Apartheid has a lot to answer for in terms of education in South Africa

He continued: “I give a simple example to my students – if you were in the UK or the US and you’re a really good artisanal baker, you will be able to find a market, establish a business, you’ll get a decent revenue stream and you’ll do well. In South Africa it’s impossible, because the barriers to entry are really high. You try and do that and the large retailers lock you out very quickly. And that’s true across most areas.”

This is another remnant of apartheid rule that continues to reverberate throughout the economy. During that period, the South African economy was cut off from the rest of the world – a situation instigated by the ruling regime and cemented by economic sanctions. Shielded from international competition, with incentives given for the favoured few, certain companies were able to grow and expand, becoming giant conglomerates in an oligopolistic market structure.

This path sees business giants maintain first-mover advantage, thereby preventing SMEs from gaining a piece of the pie. Aside from the somewhat impossible competition, institutional inefficiencies that are exacerbated by labour regulations further dissuade foreign and domestic investors.

A new hope
South Africa has a long way to go, with numerous obstacles to overcome. But for the first time in a long time, there is hope – hope in a new president who has already begun dealing with the mess left behind by his predecessor.

“The president’s doing a good job,” Bhorat said. “He’s slowly changing the cabinet and he’s reorientating SOEs to get rid of corruption – I think in the short run, those are the challenges, but I think we’re on the right mark.”

Liberating SOEs from the clutches of corruption will see funds move back to the areas in which they were initially intended. Competitiveness in South Africa can be given the chance to improve once more. But within this space, it is vital to give enterprising individuals the chance of market entry – enabling them to compete freely will have untold consequences on the economy.

In parallel, issues within the labour market and the education system must be addressed, corruption must be squashed, and teaching standards must be improved.

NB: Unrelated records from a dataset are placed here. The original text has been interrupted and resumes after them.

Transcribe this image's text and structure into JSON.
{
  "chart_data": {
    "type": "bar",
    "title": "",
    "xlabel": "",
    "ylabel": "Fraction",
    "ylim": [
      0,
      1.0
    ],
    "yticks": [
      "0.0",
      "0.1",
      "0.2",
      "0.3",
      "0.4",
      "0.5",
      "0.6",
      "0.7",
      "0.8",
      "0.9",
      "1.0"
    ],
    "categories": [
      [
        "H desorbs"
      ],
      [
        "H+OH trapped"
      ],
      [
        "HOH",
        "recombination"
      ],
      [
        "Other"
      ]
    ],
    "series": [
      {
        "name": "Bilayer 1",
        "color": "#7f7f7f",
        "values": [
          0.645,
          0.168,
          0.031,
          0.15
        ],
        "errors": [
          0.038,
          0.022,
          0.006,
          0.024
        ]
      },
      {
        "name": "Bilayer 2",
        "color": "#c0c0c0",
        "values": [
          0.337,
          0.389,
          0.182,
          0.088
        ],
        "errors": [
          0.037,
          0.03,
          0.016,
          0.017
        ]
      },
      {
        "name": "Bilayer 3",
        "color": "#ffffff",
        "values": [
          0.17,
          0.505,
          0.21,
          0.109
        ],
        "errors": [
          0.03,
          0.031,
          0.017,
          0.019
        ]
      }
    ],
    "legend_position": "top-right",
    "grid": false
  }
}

Given that these could well be the underlying reasons behind South Africa’s incredible levels of inequality – and, subsequently, crime – the ripple effects of doing so could positively spread to every corner of this diverse country. South Africa’s past has been brutal and its present remains difficult, but there is still a chance to see the fair and fruitful future promised to the rainbow nation when apartheid ended in 1994.